To practice humility brings many benefits: serenity, level-headedness, a deeper relationship with Christ, confidence, and more. The greatest man ever to set foot on earth—God the Son, Himself—without whom "nothing came to be" (cf. Jn 1) was perfectly humble. He stooped to wash the apostles' feet while simultaneously acknowledging He was (is) the Messiah.

The difficulty in practicing humility is that it goes against our sinful nature. Humility is clouded by "I" trouble. We think about ourselves an awful lot, don't we? We seek recompense when we're wronged because that's only fair to "us." We strive to be loved because "we" don't want to be alone, we want to be highly regarded by others because it makes "us" feel good or furthers "our" careers or relationships. It's all about "me"…that wretched I trouble!

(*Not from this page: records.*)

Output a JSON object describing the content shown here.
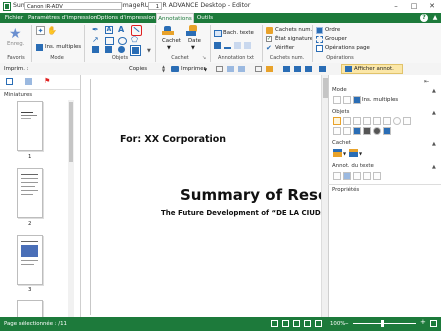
{
  "window": {
    "title": "Summary of Research.pdf - Canon imageRUNNER ADVANCE Desktop - Editor",
    "min_label": "–",
    "max_label": "□",
    "close_label": "✕"
  },
  "tabs": [
    "Fichier",
    "Paramètres d'impression",
    "Options d'impression",
    "Annotations",
    "Outils"
  ],
  "active_tab": "Annotations",
  "ribbon": {
    "favoris": {
      "enreg_label": "Enreg.",
      "group_label": "Favoris"
    },
    "mode": {
      "ins_multiples_label": "Ins. multiples",
      "group_label": "Mode"
    },
    "objets": {
      "group_label": "Objets"
    },
    "cachet": {
      "cachet_label": "Cachet",
      "date_label": "Date",
      "group_label": "Cachet"
    },
    "annotation_txt": {
      "bach_texte_label": "Bach. texte",
      "group_label": "Annotation txt"
    },
    "cachets_num": {
      "cachets_num_label": "Cachets num.",
      "etat_signature_label": "État signature",
      "verifier_label": "Vérifier",
      "group_label": "Cachets num."
    },
    "operations": {
      "ordre_label": "Ordre",
      "grouper_label": "Grouper",
      "operations_page_label": "Opérations page",
      "group_label": "Opérations"
    }
  },
  "toolbar": {
    "printer_label": "Imprim. :",
    "printer_value": "Canon iR-ADV",
    "copies_label": "Copies",
    "copies_value": "1",
    "imprimer_label": "Imprimer",
    "afficher_annot_label": "Afficher annot."
  },
  "left_panel": {
    "title": "Miniatures",
    "page_numbers": [
      "1",
      "2",
      "3"
    ]
  },
  "document": {
    "for_line": "For: XX Corporation",
    "main_title": "Summary of Resea",
    "subtitle": "The Future Development of “DE LA CIUDA"
  },
  "right_panel": {
    "mode_title": "Mode",
    "ins_multiples_label": "Ins. multiples",
    "objets_title": "Objets",
    "cachet_title": "Cachet",
    "annot_texte_title": "Annot. du texte",
    "proprietes_title": "Propriétés"
  },
  "status": {
    "page_selection": "Page sélectionnée : /11",
    "zoom": "100%"
  },
  "colors": {
    "brand_green": "#1d7a3b",
    "highlight_red": "#e02020",
    "tool_blue": "#2a6db5"
  }
}
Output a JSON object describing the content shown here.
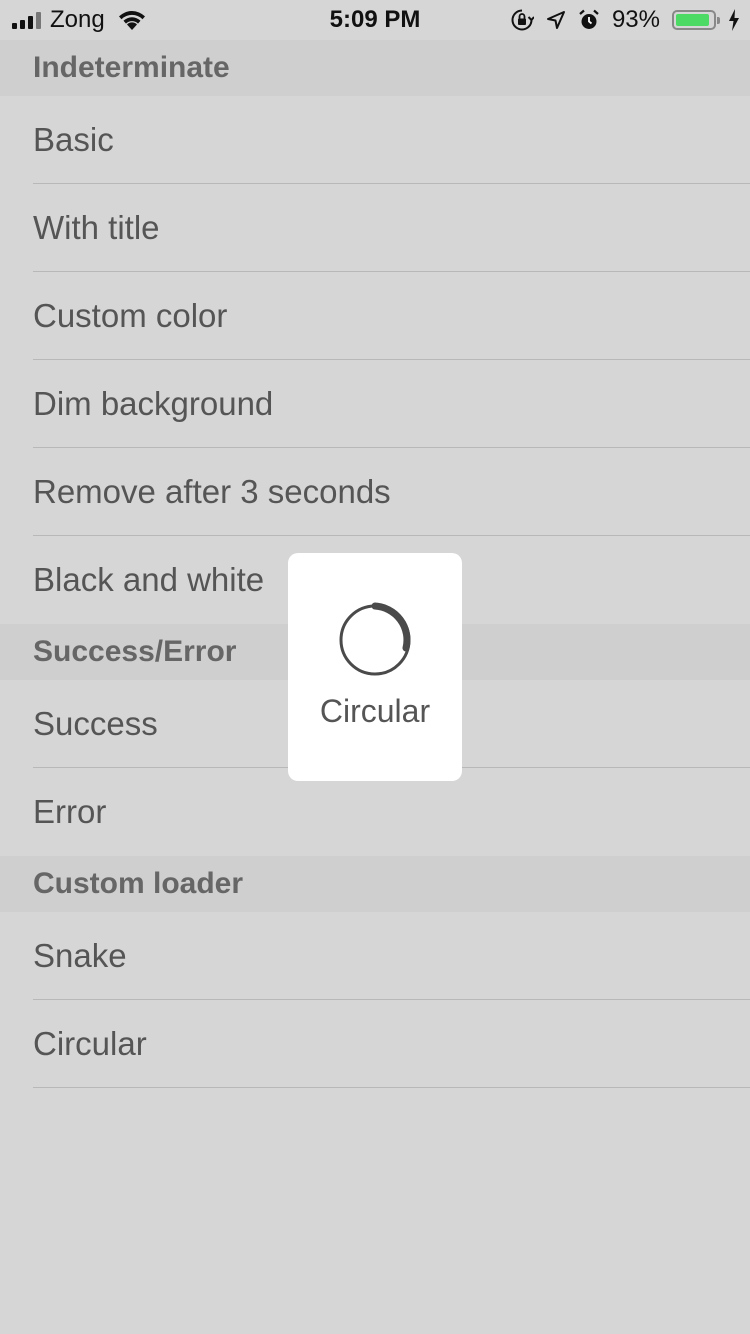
{
  "status_bar": {
    "carrier": "Zong",
    "time": "5:09 PM",
    "battery_percent": "93%",
    "battery_level": 0.93,
    "icons": [
      "signal-icon",
      "wifi-icon",
      "orientation-lock-icon",
      "location-icon",
      "alarm-icon",
      "battery-icon",
      "charging-icon"
    ]
  },
  "sections": [
    {
      "header": "Indeterminate",
      "items": [
        "Basic",
        "With title",
        "Custom color",
        "Dim background",
        "Remove after 3 seconds",
        "Black and white"
      ]
    },
    {
      "header": "Success/Error",
      "items": [
        "Success",
        "Error"
      ]
    },
    {
      "header": "Custom loader",
      "items": [
        "Snake",
        "Circular"
      ]
    }
  ],
  "hud": {
    "label": "Circular",
    "icon": "circular-spinner-icon"
  },
  "colors": {
    "background": "#d6d6d6",
    "section_header": "#cfcfcf",
    "text": "#555555",
    "battery": "#4cd964",
    "hud_background": "#ffffff"
  }
}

Instead of focusing on ourselves, if we truly want to be blessed with all the benefits that come with being humble, we need to turn our eyes and hearts towards Christ. His opinion of us is the only one that matters, so we should neither be driven by the desire to be esteemed in the eyes of men, nor fear the rejection of man. We should praise God for our endowments (or lack of them), thank Him for each blessing, and be our brother's keeper by a firm and honest desire to see said brother find success. When we can do that honestly, we'll discover the peace that surpasses all understanding. (cf. Phil 4)

This week, I invite you to join me right here as we take steps to pray for humility—to ask God to rid our flesh of the desire for man's approval and the fear of not having it.


"Take my yoke upon you and learn from me, for I am meek and humble of heart; and you will find rest for yourselves." (Mt 11:29)

Let's pray: From the desire of being esteemed and the fear of being suspected, deliver me, Jesus. Amen!